To solve this, I came up with this chain-tree structure that grows from the bottom up. There would be a “root” node of the tree, which has a width and a unique hash (I do not yet know what I should use as the source of this hash… it could just be like a hash of the hash of the first object in the chain? idk). Each “node” is composed of the root hash, along with its height and index in the tree. In the diagram, the tree has a “width” of 3, so each node has up to three children. Once a node is full, it creates a new parent by incrementing the height, and then creates a neighbor linked from the parent by incrementing the index. Every time a new leaf-object is added to a node at height zero, it creates bidirectional links for next/previous between the new leaf and the previous last leaf. The root node also creates a link to the “top” of the tree (using its index) every time a new top is created.
With this structure, any node in the tree can jump to the root, then to the top, and then follow the highest index downward to find the latest. So in the example below, with a height and width of 3, there are 27 possible versions in the tree/chain (I used 3 to make it plausible to draw; in practice this would probably be much higher). Any given leaf object can traverse through the chain with next/previous links, but also, any leaf can get to the latest leaf with 5 link traversals. With this pattern, we can choose a width that works best with a “maximum amount of links desirable for an element on the DHT”, which I would imagine is much higher than 3, and this makes a lot more sense. (For example, with a width of 64, we could store ~260k versions and get to the latest with those same 5 link hops). An alternative approach that doesn’t include this root node with a top link would be to just recurse up to a parent node until there is none, and then follow the highest index down. Either way would be fine I think. You’d have localized forward/backward traversal for any version in the chain, as well as an easy way to jump to the first and last leaf from any leaf.

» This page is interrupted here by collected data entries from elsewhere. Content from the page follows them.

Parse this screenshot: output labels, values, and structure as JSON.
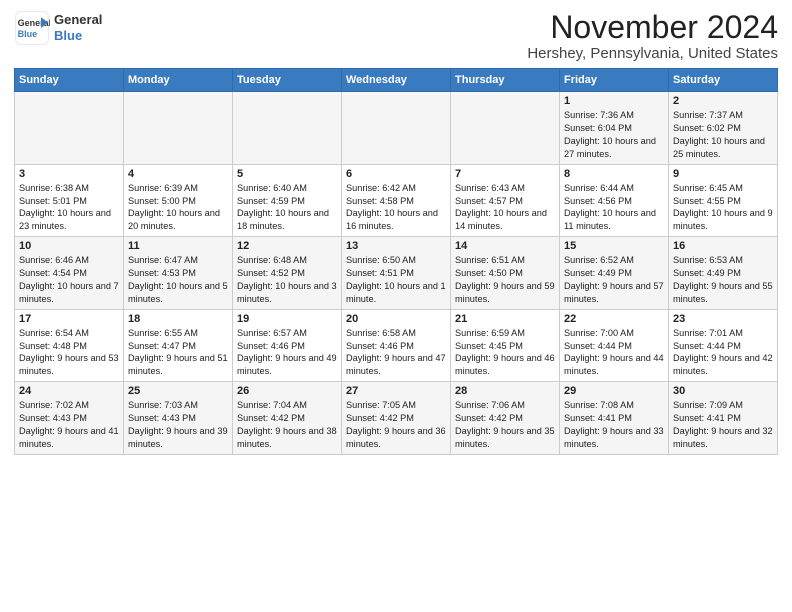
{
  "header": {
    "logo_line1": "General",
    "logo_line2": "Blue",
    "title": "November 2024",
    "location": "Hershey, Pennsylvania, United States"
  },
  "weekdays": [
    "Sunday",
    "Monday",
    "Tuesday",
    "Wednesday",
    "Thursday",
    "Friday",
    "Saturday"
  ],
  "weeks": [
    [
      {
        "day": "",
        "info": ""
      },
      {
        "day": "",
        "info": ""
      },
      {
        "day": "",
        "info": ""
      },
      {
        "day": "",
        "info": ""
      },
      {
        "day": "",
        "info": ""
      },
      {
        "day": "1",
        "info": "Sunrise: 7:36 AM\nSunset: 6:04 PM\nDaylight: 10 hours and 27 minutes."
      },
      {
        "day": "2",
        "info": "Sunrise: 7:37 AM\nSunset: 6:02 PM\nDaylight: 10 hours and 25 minutes."
      }
    ],
    [
      {
        "day": "3",
        "info": "Sunrise: 6:38 AM\nSunset: 5:01 PM\nDaylight: 10 hours and 23 minutes."
      },
      {
        "day": "4",
        "info": "Sunrise: 6:39 AM\nSunset: 5:00 PM\nDaylight: 10 hours and 20 minutes."
      },
      {
        "day": "5",
        "info": "Sunrise: 6:40 AM\nSunset: 4:59 PM\nDaylight: 10 hours and 18 minutes."
      },
      {
        "day": "6",
        "info": "Sunrise: 6:42 AM\nSunset: 4:58 PM\nDaylight: 10 hours and 16 minutes."
      },
      {
        "day": "7",
        "info": "Sunrise: 6:43 AM\nSunset: 4:57 PM\nDaylight: 10 hours and 14 minutes."
      },
      {
        "day": "8",
        "info": "Sunrise: 6:44 AM\nSunset: 4:56 PM\nDaylight: 10 hours and 11 minutes."
      },
      {
        "day": "9",
        "info": "Sunrise: 6:45 AM\nSunset: 4:55 PM\nDaylight: 10 hours and 9 minutes."
      }
    ],
    [
      {
        "day": "10",
        "info": "Sunrise: 6:46 AM\nSunset: 4:54 PM\nDaylight: 10 hours and 7 minutes."
      },
      {
        "day": "11",
        "info": "Sunrise: 6:47 AM\nSunset: 4:53 PM\nDaylight: 10 hours and 5 minutes."
      },
      {
        "day": "12",
        "info": "Sunrise: 6:48 AM\nSunset: 4:52 PM\nDaylight: 10 hours and 3 minutes."
      },
      {
        "day": "13",
        "info": "Sunrise: 6:50 AM\nSunset: 4:51 PM\nDaylight: 10 hours and 1 minute."
      },
      {
        "day": "14",
        "info": "Sunrise: 6:51 AM\nSunset: 4:50 PM\nDaylight: 9 hours and 59 minutes."
      },
      {
        "day": "15",
        "info": "Sunrise: 6:52 AM\nSunset: 4:49 PM\nDaylight: 9 hours and 57 minutes."
      },
      {
        "day": "16",
        "info": "Sunrise: 6:53 AM\nSunset: 4:49 PM\nDaylight: 9 hours and 55 minutes."
      }
    ],
    [
      {
        "day": "17",
        "info": "Sunrise: 6:54 AM\nSunset: 4:48 PM\nDaylight: 9 hours and 53 minutes."
      },
      {
        "day": "18",
        "info": "Sunrise: 6:55 AM\nSunset: 4:47 PM\nDaylight: 9 hours and 51 minutes."
      },
      {
        "day": "19",
        "info": "Sunrise: 6:57 AM\nSunset: 4:46 PM\nDaylight: 9 hours and 49 minutes."
      },
      {
        "day": "20",
        "info": "Sunrise: 6:58 AM\nSunset: 4:46 PM\nDaylight: 9 hours and 47 minutes."
      },
      {
        "day": "21",
        "info": "Sunrise: 6:59 AM\nSunset: 4:45 PM\nDaylight: 9 hours and 46 minutes."
      },
      {
        "day": "22",
        "info": "Sunrise: 7:00 AM\nSunset: 4:44 PM\nDaylight: 9 hours and 44 minutes."
      },
      {
        "day": "23",
        "info": "Sunrise: 7:01 AM\nSunset: 4:44 PM\nDaylight: 9 hours and 42 minutes."
      }
    ],
    [
      {
        "day": "24",
        "info": "Sunrise: 7:02 AM\nSunset: 4:43 PM\nDaylight: 9 hours and 41 minutes."
      },
      {
        "day": "25",
        "info": "Sunrise: 7:03 AM\nSunset: 4:43 PM\nDaylight: 9 hours and 39 minutes."
      },
      {
        "day": "26",
        "info": "Sunrise: 7:04 AM\nSunset: 4:42 PM\nDaylight: 9 hours and 38 minutes."
      },
      {
        "day": "27",
        "info": "Sunrise: 7:05 AM\nSunset: 4:42 PM\nDaylight: 9 hours and 36 minutes."
      },
      {
        "day": "28",
        "info": "Sunrise: 7:06 AM\nSunset: 4:42 PM\nDaylight: 9 hours and 35 minutes."
      },
      {
        "day": "29",
        "info": "Sunrise: 7:08 AM\nSunset: 4:41 PM\nDaylight: 9 hours and 33 minutes."
      },
      {
        "day": "30",
        "info": "Sunrise: 7:09 AM\nSunset: 4:41 PM\nDaylight: 9 hours and 32 minutes."
      }
    ]
  ]
}
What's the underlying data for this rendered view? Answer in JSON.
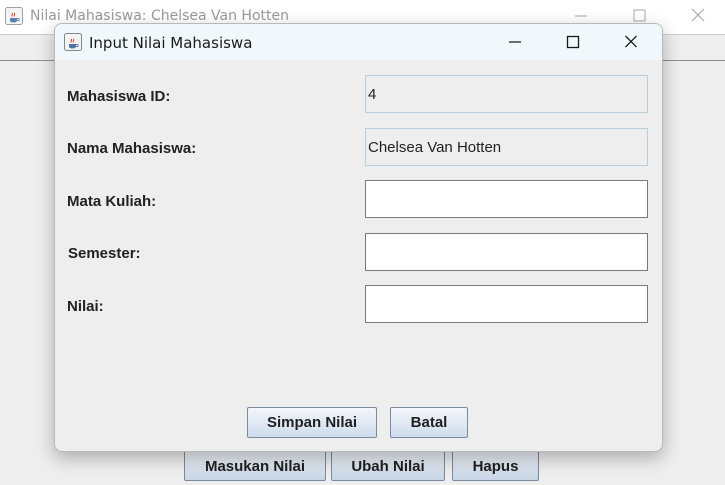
{
  "background_window": {
    "title": "Nilai Mahasiswa: Chelsea Van Hotten",
    "buttons": {
      "masukan": "Masukan Nilai",
      "ubah": "Ubah Nilai",
      "hapus": "Hapus"
    }
  },
  "dialog": {
    "title": "Input Nilai Mahasiswa",
    "fields": {
      "mahasiswa_id": {
        "label": "Mahasiswa ID:",
        "value": "4"
      },
      "nama": {
        "label": "Nama Mahasiswa:",
        "value": "Chelsea Van Hotten"
      },
      "mata_kuliah": {
        "label": "Mata Kuliah:",
        "value": ""
      },
      "semester": {
        "label": "Semester:",
        "value": ""
      },
      "nilai": {
        "label": "Nilai:",
        "value": ""
      }
    },
    "buttons": {
      "simpan": "Simpan Nilai",
      "batal": "Batal"
    }
  },
  "icons": {
    "app": "java-coffee-icon",
    "minimize": "minimize-icon",
    "maximize": "maximize-icon",
    "close": "close-icon"
  }
}
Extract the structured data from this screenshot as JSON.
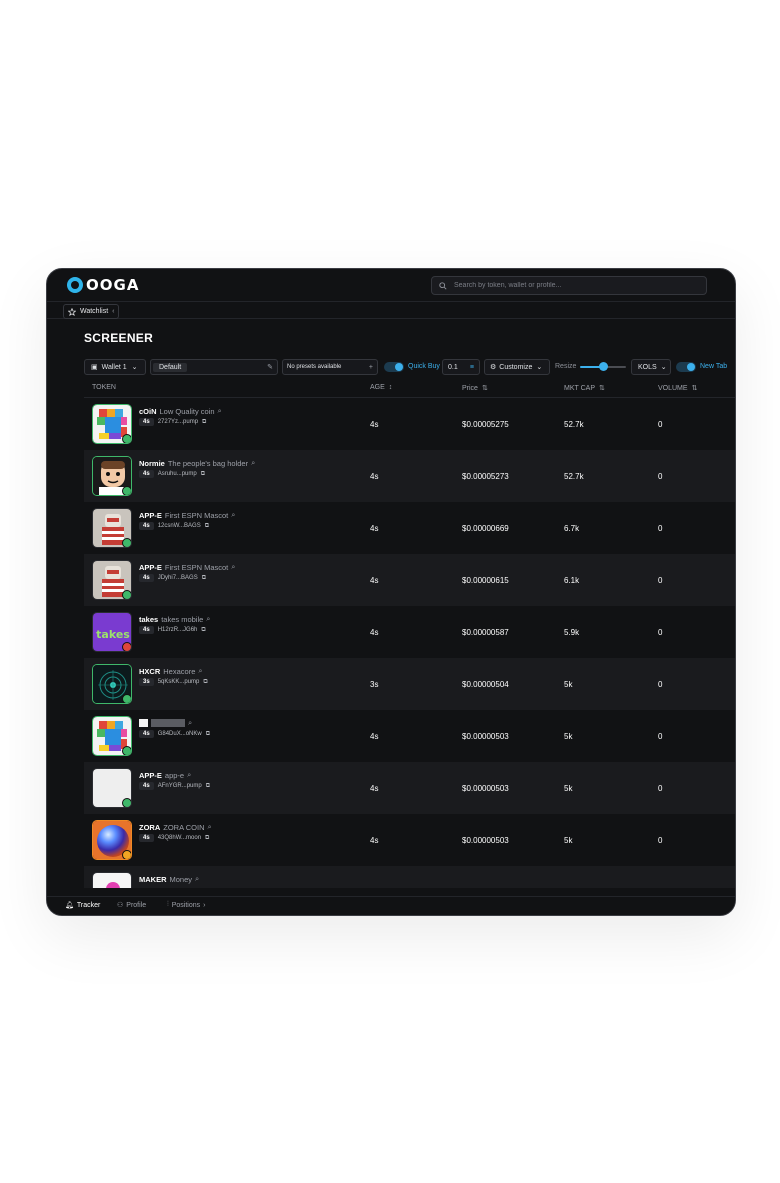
{
  "app": {
    "logo_text": "OOGA",
    "brand_color": "#3cb0ec"
  },
  "search": {
    "placeholder": "Search by token, wallet or profile..."
  },
  "watchlist": {
    "label": "Watchlist"
  },
  "page": {
    "title": "SCREENER"
  },
  "toolbar": {
    "wallet": "Wallet 1",
    "preset_default": "Default",
    "presets_empty": "No presets available",
    "quick_buy_label": "Quick Buy",
    "quick_buy_amount": "0.1",
    "customize": "Customize",
    "resize": "Resize",
    "kols": "KOLS",
    "new_tab": "New Tab",
    "resize_level_percent": 50
  },
  "columns": {
    "token": "TOKEN",
    "age": "AGE",
    "price": "Price",
    "mktcap": "MKT CAP",
    "volume": "VOLUME"
  },
  "rows": [
    {
      "ticker": "cOiN",
      "name": "Low Quality coin",
      "age": "4s",
      "address": "2727Yz...pump",
      "price": "$0.00005275",
      "mktcap": "52.7k",
      "volume": "0"
    },
    {
      "ticker": "Normie",
      "name": "The people's bag holder",
      "age": "4s",
      "address": "Asruhu...pump",
      "price": "$0.00005273",
      "mktcap": "52.7k",
      "volume": "0"
    },
    {
      "ticker": "APP-E",
      "name": "First ESPN Mascot",
      "age": "4s",
      "address": "12csnW...BAGS",
      "price": "$0.00000669",
      "mktcap": "6.7k",
      "volume": "0"
    },
    {
      "ticker": "APP-E",
      "name": "First ESPN Mascot",
      "age": "4s",
      "address": "JDyhi7...BAGS",
      "price": "$0.00000615",
      "mktcap": "6.1k",
      "volume": "0"
    },
    {
      "ticker": "takes",
      "name": "takes mobile",
      "age": "4s",
      "address": "H12rzR...JG6h",
      "price": "$0.00000587",
      "mktcap": "5.9k",
      "volume": "0"
    },
    {
      "ticker": "HXCR",
      "name": "Hexacore",
      "age": "3s",
      "address": "5qKsKK...pump",
      "price": "$0.00000504",
      "mktcap": "5k",
      "volume": "0"
    },
    {
      "ticker": "",
      "name": "",
      "age": "4s",
      "address": "G84DuX...oNKw",
      "price": "$0.00000503",
      "mktcap": "5k",
      "volume": "0"
    },
    {
      "ticker": "APP-E",
      "name": "app-e",
      "age": "4s",
      "address": "AFnYGR...pump",
      "price": "$0.00000503",
      "mktcap": "5k",
      "volume": "0"
    },
    {
      "ticker": "ZORA",
      "name": "ZORA COIN",
      "age": "4s",
      "address": "43Q8hW...moon",
      "price": "$0.00000503",
      "mktcap": "5k",
      "volume": "0"
    },
    {
      "ticker": "MAKER",
      "name": "Money",
      "age": "",
      "address": "",
      "price": "",
      "mktcap": "",
      "volume": ""
    }
  ],
  "bottom_nav": {
    "tracker": "Tracker",
    "profile": "Profile",
    "positions": "Positions"
  },
  "colors": {
    "positive": "#3fb86a",
    "panel": "#111214",
    "accent": "#3cb0ec"
  }
}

When this “version chain-tree” is used with the other components above, the “leaf objects” in this tree will just be the “snapshots” from above. The tree would grow from the lower left, starting with the green parent node of “L1”. Once that node is full, it will create its parent node, and then a new sibling which is the parent of “L4”. This pattern works recursively as the tree grows. This means the tree can support an unlimited number of items, and that as it gets exponentially large, the height of the tree doesn’t get much higher. With a sufficient width, you could fit reasonably any use case within a height of 3-6 I think.
Let me know where I can be more clear! And let me know if I’m fundamentally misunderstanding something about how Holochain works in practice.
And now, some questions I have for those with more experience:
- What’s a reasonable order of magnitude for the “cap” of how many links you can put on an entry in holochain? 10, 100, 1000? Curious as to how the version tree would realistically play out.
- I made sure (I think) that the data of entries is deterministic (monotonic? is that the word?) so that there are not two objects serving the same semantic purpose with different hashes, but one thing I’m not sure of is if multiple people create identical data. If I commit “Hello world” to the DHT, and you commit “Hello world” to the DHT, is that a problem?